Some days, I think about the campus church that God called Jim and I to serve in the cold, long, months in Minot, North Dakota. I see, in my mind, the faces of the young couples who came to our home to share and seek counsel, the homesick young people who found a place to laugh and enjoy time with our family; and I am blessed. I remember in particular one young man, St. John Williams, who touched our lives in a simple yet transforming way as he shared with our children of his culture in a far away land.
There are weeks at a time that I don’t think about or dwell on these days gone by, but then something will trigger a memory of the years spent in one of these places, such as Joplin, Missouri, and the friends we made there. Jim and I recently saw the obituary of a man we had served with, Tom Gilmore, and we grieved for a friendship lost over the years, while knowing without a doubt that we will see him again one day.
And, I think often of the years we spent in Georgia. We went there in the late 80’s to serve on the staff of a church that was growing by leaps and bounds under the direction of Dr. Paul Walker. God saw fit to allow us to lead several ministries in our ten years there. The people who touched our lives in tangible and intangible ways will always have a piece of our heart.
These were not always easy years, we had struggles that we likely would not have had if we had stayed in a small church in a rural setting. We sacrificed much time with our children, and each other, to fulfill the needs of our positions. Some of that I would do differently if I could have a “do over.” Which of course I can’t! But we learn from our mistakes and hopefully become better because of them.

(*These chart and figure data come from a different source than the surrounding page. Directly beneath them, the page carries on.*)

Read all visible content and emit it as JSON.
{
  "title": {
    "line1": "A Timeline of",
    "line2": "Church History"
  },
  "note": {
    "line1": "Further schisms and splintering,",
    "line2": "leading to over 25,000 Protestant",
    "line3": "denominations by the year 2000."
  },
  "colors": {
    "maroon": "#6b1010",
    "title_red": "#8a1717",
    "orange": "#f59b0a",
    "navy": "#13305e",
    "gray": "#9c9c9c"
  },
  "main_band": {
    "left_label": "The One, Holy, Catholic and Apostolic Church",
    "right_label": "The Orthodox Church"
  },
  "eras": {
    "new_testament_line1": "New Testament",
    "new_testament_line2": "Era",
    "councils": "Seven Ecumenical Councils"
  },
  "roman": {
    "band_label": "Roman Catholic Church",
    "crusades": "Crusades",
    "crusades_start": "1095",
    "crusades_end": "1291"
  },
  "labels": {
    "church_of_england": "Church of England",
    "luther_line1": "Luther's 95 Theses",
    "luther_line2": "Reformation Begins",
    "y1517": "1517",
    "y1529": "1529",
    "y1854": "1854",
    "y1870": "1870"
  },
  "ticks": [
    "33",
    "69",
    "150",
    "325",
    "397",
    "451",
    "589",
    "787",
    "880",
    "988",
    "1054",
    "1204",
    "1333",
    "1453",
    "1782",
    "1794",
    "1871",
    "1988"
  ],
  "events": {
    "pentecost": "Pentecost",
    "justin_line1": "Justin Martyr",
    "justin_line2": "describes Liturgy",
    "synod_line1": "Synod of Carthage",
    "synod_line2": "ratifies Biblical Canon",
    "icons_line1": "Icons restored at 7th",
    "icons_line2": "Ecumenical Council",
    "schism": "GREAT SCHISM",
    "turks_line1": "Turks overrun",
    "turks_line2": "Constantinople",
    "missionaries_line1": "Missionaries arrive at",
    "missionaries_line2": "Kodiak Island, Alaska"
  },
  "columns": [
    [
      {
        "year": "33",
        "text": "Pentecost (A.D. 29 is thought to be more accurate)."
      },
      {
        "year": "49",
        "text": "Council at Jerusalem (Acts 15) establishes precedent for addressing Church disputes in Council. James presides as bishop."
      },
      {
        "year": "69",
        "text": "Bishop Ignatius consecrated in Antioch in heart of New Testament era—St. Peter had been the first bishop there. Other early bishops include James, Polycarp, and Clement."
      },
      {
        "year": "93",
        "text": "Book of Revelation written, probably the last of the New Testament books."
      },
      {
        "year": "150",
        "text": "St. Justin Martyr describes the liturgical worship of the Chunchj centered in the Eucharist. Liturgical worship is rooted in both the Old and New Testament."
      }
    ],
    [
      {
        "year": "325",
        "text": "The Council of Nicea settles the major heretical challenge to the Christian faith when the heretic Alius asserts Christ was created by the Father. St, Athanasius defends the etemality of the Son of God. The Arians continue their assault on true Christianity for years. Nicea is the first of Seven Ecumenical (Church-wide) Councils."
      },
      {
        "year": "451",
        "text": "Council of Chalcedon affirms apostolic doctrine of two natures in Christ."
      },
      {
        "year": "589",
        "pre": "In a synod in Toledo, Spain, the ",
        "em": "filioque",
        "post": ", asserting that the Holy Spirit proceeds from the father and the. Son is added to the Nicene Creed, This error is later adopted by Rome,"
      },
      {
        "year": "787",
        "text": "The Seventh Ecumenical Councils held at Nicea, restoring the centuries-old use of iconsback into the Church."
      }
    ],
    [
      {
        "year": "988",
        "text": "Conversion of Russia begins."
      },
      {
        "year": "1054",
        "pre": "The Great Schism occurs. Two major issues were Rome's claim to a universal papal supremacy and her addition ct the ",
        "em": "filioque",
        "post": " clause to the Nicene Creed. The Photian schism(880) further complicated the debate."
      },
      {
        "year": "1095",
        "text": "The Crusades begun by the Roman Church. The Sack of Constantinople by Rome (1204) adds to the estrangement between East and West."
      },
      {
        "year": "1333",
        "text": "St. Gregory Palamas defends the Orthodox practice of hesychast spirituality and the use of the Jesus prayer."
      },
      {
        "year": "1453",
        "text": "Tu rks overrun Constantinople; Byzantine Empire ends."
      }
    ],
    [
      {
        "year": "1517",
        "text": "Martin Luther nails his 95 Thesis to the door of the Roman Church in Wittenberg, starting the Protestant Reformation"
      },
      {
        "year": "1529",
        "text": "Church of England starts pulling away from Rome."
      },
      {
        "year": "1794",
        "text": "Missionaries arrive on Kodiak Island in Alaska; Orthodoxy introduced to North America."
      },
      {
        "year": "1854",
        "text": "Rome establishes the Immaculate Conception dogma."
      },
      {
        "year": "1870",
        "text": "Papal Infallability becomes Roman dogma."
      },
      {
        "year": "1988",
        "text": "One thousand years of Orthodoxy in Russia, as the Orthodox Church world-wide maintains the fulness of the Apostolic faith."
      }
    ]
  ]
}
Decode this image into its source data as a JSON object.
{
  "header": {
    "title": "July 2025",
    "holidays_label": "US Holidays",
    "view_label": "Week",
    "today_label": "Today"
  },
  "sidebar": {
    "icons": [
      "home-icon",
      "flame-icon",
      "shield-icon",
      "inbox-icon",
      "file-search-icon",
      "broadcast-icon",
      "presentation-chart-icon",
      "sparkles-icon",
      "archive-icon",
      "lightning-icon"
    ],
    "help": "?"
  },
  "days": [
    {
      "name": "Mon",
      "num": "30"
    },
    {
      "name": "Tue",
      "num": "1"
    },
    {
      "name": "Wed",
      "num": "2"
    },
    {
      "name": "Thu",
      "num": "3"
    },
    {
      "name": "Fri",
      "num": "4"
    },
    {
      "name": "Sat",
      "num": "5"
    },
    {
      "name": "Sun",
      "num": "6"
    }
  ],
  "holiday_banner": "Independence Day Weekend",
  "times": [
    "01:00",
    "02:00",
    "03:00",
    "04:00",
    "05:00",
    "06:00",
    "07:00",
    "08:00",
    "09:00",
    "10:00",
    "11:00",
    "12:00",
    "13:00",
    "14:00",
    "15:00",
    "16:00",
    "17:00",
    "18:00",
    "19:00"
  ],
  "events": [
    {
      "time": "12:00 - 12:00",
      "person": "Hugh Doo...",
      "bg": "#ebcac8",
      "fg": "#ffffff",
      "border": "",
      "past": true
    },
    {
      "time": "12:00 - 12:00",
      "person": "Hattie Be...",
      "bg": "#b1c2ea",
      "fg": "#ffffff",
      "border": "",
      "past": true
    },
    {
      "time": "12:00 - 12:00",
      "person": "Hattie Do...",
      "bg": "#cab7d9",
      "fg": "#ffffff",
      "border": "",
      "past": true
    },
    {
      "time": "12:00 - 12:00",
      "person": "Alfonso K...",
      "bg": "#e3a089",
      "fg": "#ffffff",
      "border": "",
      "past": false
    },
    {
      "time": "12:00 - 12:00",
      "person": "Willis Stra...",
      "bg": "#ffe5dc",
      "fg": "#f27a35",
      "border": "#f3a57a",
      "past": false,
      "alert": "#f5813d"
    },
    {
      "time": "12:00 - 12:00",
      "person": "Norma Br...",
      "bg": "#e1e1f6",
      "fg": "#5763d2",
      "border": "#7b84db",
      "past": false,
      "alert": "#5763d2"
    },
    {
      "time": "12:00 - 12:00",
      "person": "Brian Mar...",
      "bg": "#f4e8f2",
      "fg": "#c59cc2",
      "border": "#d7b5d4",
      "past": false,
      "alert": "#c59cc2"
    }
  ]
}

We also spent three years working with a church plant in the North Georgia region. It was there that we saw many come to a saving knowledge of Christ. It was also there that we realized once again that there is a time to lead, and a time to let go.
Someone once asked Jim, after we had resigned our positions at Mount Paran, why we had “left the ministry.” I remember smiling as he replied that we had not left the ministry, we were simply furthering the gospel in our work with pastors through the Institute for Organizational Leadership, the not-for-profit organization we’d founded some years before.
It has been through this ministry work that we have served and mentored pastors, and business leaders, have worked with teams of people, and have seen entire organizations turned around to fulfill ministry in their own communities.
One thing that I will never regret are the wonderful people we have known through all of these years of ministry opportunity.
As I think today about Bud and June Runion, who have gone on to be with the Lord this week, I am reminded of the impact they made not only on our lives as we served them so many years ago, but on the lives of hundreds of others they have touched. I am humbled and in awe of the respect and love they have been shown in the last few days. Truly, theirs was a life lived for the full glory of God.
Yes, I would do it all again. . . and I know that God is not done with Jim and me yet. We plan to continue serving Him in whatever way He leads until our time here on earth is finished. To God be the Glory.